今日、ブルースウィリスさんが失語症により俳優を引退の発表をしました。
私のCDのプロフィールにも公表しているように、私も構音障害と失語症でした。
2009年にモヤモヤ病を発症し、左脳の言語をつかさどる部分の血管が消滅、失語症になってしまったのです。
モヤモヤ病は日本人特有の難病で、左右の脳の血管が無くなる病気です。
徳永英明さんがなられたので有名になったのですが、徳永さんは発症前に過呼吸になった時点で病気が発見されています。
血管が無くなれば当然細胞は壊死してしまうので、
発症した日に日突然に何も話せなくなりました。
字も書けなくなりました。
足し算も引き算も出来ないし、テレビを見ても筋も何も分からなくなりました。
勿論緊急入院したのですが、仕事はすべてキャンセル。
2か月後くらいにサヘルローズさんとの対談の予定があったので、病室で
「みなさん、こんにちは」
のフレーズを何度も何度も練習したけれど、これだけの言葉も覚えられず言うことが出来ませんでした。
来る日も来る日も泣いてばかりいました。
このまま仕事は続けられないだろうし、私はどうなってしまうのだろう。
言語のリハビリ医の先生のところに行きましたが、
「2分間で知っている限りの動物の名前を言ってみて下さい」
と言う問いに答えられたのは、2つか3つ。
転院して脳血管をつなぐバイパス手術を終え、退院できたのは4か月過ぎた桜満開のころでした。
それでもリハビリ医の先生の無理のない指導のおかげで、退院する頃には簡単な会話は何とか出来るようになっていました。

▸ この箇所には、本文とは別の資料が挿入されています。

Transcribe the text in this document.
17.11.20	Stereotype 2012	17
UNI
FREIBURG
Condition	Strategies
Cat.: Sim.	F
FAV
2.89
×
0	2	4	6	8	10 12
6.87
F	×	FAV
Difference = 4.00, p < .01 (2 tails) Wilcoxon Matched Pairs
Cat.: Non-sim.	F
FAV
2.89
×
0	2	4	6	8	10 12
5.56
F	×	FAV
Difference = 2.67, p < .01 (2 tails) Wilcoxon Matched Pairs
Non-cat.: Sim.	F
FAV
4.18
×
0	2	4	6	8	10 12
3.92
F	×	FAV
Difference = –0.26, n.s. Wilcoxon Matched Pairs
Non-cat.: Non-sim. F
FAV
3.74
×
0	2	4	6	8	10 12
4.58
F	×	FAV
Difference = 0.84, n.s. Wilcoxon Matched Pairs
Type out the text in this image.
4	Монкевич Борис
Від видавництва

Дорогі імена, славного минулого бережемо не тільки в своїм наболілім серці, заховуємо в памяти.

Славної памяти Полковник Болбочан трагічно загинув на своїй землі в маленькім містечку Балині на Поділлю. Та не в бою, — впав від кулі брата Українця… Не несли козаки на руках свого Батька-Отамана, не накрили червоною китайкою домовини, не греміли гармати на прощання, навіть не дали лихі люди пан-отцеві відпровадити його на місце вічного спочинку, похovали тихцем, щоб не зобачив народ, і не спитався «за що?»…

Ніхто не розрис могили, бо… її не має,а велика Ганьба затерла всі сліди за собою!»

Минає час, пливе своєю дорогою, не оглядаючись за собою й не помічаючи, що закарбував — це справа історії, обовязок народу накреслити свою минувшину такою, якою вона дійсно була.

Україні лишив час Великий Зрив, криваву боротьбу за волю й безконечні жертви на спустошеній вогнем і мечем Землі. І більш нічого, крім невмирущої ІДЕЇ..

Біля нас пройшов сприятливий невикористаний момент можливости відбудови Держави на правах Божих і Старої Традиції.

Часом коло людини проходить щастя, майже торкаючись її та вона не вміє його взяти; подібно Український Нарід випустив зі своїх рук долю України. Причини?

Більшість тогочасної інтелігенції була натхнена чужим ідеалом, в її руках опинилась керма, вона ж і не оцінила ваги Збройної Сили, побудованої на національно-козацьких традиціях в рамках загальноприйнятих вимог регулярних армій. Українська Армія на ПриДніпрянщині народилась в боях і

ですが今回ブルースウィリスさんが病気を公表したので、実態が分かっていただけるかと思いました。
早くは喋れない
難しい言葉は喋れない
大きい声、高い声は出ない、
人の前では緊張してしまう
言葉が出て来ない
など以前に比べると30~40%程度しか話せず、退院後すぐに予定されていたラジオ収録も
不本意ながら編集でつないでいただきました。当然ながら、仕事先には病気のことは伏せていました。
ですがある日リハビリの為に通院していると
「歌を習うと改善されるかもしれません」
と言われ、それまでカラオケにも行ったことが無かったのですが、
藁をも掴むつもりで習いに行ったのです。
病気から13年、嘘のようですが
今では誰も病気にかかったことに気が付きません。
たまにその頃のことを話すと
「私もかかったことある~ショウガ茶がいいのよね」(風邪と間違えている)
「美智子様がなった病気ね」(失声症とは違います)
と言われて、皆さんに軽い病気だと思われてしまいますが、
同じ病気にかかった知人も社会復帰できず引退しています。
決して誰でも簡単に治る病気では無く、
リハビリの先生にも私が一番治った例かも知れないと言っていただいています。
今回のCDは、失語症から治った歓びを込めて
La Goia としました。
参加して下さったミュージシャンの方々も、
聞いて下さったかたにも、私が失語症になってから歌を初めたとは思われていないくらい自然に声が出ています。
レコーディングした曲は12曲で、日本語、イタリア語、ポルトガル語で、もちろん歌詞と楽譜は暗記しています。
手術をして退院した日の私。
ブルース ウィリスさん!
出来ることなら引退なんて言わないで、アクションではない映画もありますし、
少しでも可能性があるならNever Give UPして欲しいです!
みんなに勇気を与えていただけたら嬉しいです。